On Tue, Feb 11, 2020 at 11:48 PM Chris Murphy <lists@colorremedies.com> wrote:
On Tue, Feb 11, 2020 at 3:00 AM Kamil Paral <kparal@redhat.com> wrote:
>
> On Mon, Feb 10, 2020 at 9:43 PM Chris Murphy <lists@colorremedies.com> wrote:
>>
>> Where I came up with 2:1 is from anaconda/blivet code:
>> anaconda/pyanaconda/storage/utils.py:642:    :param bool hibernation:
>> calculate swap size big enough for hibernation
>> https://github.com/rhinstaller/anaconda/blob/master/pyanaconda/storage/utils.py#L654
>>
>> Note on line 673 it actually could be 3x RAM, if --hibernation were
>> used, but this flag isn't used on Fedora Workstation so this
>> computation never gets used.
>
>
> I  guess that's because if you search the Internets, the swap recommendations are all over the place, so some median numbers were picked :-) I had no idea about the hibernation limitation either, until the web browsers started to eat 4+GBs RAM... :-)
>
> The problem is that you don't know how much swap the system will use during regular usage, so you don't know how much headroom you need on top of the 0.5x mem size needed for hibernation.

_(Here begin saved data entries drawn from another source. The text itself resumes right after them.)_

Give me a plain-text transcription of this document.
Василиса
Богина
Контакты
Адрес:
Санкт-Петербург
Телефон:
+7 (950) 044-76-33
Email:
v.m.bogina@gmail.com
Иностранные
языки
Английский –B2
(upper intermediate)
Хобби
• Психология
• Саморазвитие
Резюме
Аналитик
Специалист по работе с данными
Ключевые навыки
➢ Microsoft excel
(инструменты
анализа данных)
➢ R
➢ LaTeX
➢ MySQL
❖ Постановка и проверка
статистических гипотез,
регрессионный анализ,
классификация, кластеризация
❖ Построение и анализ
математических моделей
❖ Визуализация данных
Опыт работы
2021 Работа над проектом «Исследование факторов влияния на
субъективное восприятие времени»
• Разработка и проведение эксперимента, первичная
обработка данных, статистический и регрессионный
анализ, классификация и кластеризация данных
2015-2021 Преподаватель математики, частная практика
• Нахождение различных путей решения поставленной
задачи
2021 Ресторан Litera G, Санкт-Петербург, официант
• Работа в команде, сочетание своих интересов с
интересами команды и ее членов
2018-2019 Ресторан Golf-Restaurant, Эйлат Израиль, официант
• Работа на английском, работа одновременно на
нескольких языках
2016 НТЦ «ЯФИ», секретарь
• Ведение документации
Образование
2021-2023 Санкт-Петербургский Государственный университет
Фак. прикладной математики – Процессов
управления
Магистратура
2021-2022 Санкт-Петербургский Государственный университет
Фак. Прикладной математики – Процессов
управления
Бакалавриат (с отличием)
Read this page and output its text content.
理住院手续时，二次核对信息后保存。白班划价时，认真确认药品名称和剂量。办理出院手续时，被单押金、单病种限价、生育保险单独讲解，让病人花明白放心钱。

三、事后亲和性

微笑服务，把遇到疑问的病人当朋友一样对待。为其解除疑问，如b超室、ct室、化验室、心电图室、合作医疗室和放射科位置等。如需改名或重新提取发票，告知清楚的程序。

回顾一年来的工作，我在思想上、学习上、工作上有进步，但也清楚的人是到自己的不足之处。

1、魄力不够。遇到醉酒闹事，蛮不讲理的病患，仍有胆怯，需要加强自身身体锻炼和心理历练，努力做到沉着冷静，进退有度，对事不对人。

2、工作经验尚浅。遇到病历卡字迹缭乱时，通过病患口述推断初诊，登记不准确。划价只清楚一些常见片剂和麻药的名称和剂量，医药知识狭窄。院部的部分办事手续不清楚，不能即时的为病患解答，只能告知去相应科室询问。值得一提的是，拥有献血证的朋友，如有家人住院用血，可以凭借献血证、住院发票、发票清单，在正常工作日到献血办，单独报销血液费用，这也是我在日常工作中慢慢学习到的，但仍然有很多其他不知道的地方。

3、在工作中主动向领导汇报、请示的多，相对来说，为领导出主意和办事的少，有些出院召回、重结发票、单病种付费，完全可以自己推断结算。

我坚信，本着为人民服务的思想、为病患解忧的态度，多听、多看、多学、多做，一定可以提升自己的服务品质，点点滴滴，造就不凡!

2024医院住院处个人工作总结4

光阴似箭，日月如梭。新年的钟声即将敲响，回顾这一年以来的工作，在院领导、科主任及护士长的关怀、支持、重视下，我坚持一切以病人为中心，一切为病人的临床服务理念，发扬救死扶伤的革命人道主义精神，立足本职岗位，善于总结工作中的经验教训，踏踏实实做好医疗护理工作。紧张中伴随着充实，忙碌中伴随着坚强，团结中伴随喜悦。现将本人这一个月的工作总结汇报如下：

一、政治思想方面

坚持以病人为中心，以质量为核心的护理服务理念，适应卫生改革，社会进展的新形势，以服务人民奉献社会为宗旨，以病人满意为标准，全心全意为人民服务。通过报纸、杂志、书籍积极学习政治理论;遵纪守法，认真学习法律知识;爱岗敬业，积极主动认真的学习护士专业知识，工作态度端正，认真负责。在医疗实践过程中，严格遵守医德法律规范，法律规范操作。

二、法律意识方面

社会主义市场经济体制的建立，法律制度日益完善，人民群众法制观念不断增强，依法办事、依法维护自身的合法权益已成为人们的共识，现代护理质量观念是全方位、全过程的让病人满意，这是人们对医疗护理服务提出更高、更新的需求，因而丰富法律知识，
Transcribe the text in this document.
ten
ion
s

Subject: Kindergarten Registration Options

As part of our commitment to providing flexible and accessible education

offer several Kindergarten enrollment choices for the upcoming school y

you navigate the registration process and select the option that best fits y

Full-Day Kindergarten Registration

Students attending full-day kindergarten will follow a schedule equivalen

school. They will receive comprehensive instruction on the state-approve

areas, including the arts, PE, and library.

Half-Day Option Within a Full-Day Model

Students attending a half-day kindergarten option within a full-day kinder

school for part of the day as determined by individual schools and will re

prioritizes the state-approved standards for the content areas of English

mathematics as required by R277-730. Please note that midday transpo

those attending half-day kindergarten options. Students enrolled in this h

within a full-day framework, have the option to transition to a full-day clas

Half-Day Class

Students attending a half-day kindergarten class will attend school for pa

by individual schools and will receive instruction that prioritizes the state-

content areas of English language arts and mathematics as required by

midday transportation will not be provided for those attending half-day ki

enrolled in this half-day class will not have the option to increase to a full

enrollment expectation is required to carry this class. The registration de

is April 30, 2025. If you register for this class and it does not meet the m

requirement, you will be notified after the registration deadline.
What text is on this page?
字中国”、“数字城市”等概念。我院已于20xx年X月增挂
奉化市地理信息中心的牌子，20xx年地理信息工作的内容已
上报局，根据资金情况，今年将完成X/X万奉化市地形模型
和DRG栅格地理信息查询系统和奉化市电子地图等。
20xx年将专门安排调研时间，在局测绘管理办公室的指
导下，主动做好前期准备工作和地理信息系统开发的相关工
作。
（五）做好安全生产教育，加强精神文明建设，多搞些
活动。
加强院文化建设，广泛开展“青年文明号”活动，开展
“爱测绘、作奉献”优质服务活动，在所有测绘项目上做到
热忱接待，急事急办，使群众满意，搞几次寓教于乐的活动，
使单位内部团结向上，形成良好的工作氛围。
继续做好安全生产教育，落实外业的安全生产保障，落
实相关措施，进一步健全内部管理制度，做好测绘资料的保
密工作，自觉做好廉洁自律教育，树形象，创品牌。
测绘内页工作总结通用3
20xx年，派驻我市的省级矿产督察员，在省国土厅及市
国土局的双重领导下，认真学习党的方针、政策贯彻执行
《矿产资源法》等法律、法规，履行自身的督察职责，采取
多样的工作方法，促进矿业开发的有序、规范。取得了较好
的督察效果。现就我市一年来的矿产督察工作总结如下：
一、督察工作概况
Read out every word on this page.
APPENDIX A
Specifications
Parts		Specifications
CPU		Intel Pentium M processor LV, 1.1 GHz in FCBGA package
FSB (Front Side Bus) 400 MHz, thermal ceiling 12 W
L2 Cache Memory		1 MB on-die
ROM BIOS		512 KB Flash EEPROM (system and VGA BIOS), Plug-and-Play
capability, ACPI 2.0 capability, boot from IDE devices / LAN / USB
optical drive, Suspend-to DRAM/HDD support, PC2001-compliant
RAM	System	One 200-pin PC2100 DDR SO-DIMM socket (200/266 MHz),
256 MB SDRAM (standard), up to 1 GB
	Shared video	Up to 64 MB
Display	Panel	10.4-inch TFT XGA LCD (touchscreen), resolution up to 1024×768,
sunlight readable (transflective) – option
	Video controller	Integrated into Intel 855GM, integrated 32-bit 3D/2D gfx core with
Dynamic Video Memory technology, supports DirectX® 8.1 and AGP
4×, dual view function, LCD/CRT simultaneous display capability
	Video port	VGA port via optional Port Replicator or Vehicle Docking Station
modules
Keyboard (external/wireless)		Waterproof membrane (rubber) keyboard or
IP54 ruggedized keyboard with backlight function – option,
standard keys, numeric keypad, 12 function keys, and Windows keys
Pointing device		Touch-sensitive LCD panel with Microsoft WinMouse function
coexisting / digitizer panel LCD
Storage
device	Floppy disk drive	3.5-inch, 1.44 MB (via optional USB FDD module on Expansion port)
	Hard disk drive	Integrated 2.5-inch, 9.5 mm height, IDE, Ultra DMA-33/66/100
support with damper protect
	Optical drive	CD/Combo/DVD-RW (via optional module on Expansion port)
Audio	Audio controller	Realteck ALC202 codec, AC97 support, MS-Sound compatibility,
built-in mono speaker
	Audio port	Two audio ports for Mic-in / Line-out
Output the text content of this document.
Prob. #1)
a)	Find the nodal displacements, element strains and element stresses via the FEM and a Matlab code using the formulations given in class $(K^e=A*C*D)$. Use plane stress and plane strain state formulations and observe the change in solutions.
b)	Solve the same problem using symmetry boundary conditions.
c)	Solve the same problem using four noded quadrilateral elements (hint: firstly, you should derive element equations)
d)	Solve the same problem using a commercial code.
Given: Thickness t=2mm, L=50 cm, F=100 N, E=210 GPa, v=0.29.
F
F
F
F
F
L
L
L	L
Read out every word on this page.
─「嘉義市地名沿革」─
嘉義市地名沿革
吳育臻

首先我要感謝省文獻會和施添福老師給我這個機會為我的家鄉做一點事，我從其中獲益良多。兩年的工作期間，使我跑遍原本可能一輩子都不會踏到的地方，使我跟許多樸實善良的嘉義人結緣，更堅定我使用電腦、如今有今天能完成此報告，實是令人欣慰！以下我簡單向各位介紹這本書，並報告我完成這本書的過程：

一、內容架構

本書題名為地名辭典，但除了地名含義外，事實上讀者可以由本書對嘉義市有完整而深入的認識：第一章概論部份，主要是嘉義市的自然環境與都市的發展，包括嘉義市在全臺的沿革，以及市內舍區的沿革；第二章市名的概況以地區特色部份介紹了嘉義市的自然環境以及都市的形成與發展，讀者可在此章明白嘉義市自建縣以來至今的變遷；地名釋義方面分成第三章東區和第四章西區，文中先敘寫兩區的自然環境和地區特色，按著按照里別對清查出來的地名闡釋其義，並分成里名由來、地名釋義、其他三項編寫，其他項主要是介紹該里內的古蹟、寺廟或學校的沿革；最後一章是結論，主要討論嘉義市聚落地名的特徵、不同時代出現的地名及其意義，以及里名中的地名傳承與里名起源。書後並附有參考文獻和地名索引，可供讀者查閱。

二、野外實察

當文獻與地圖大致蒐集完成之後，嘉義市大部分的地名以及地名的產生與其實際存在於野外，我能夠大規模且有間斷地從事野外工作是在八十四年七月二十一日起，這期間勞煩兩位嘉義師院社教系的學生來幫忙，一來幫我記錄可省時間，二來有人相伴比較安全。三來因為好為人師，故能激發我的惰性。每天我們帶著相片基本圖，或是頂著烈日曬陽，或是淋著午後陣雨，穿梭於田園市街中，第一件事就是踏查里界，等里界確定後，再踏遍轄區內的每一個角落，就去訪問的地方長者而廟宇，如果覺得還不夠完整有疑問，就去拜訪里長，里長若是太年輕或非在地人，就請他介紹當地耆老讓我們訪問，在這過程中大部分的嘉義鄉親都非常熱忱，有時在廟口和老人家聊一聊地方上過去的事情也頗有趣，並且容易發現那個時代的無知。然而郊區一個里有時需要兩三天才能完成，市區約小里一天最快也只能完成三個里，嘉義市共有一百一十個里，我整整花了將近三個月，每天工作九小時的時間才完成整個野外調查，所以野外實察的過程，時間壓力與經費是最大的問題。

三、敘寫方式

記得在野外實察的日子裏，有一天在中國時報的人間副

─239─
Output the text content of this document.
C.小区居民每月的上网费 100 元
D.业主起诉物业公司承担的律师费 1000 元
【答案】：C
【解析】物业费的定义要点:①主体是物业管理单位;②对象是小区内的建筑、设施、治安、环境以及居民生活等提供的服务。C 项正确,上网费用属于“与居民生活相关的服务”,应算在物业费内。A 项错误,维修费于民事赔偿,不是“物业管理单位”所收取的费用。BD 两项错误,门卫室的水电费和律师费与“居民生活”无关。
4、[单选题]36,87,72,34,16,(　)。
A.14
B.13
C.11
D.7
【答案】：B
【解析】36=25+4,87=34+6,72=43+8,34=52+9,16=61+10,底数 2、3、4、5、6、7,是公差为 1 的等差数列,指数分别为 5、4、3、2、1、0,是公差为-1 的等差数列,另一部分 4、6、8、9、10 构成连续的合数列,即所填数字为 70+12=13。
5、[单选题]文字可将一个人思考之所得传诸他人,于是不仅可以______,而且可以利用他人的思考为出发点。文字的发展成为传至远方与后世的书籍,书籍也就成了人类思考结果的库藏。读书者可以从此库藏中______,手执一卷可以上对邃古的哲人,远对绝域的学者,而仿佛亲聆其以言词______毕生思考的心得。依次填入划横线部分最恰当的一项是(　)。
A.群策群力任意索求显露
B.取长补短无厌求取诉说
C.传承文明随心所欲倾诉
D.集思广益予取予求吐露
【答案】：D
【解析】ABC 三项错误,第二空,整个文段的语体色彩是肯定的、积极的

I think nowadays a new formula could be devised, something like `swap size = 0.5x mem size + 2 GB`. I think that's plenty for regular usage (even SSDs are too slow to be used as RAM, not to mention it will wear them out quickly) and it should allow for hibernation most of the time.

I don't think that's enough to be reliable.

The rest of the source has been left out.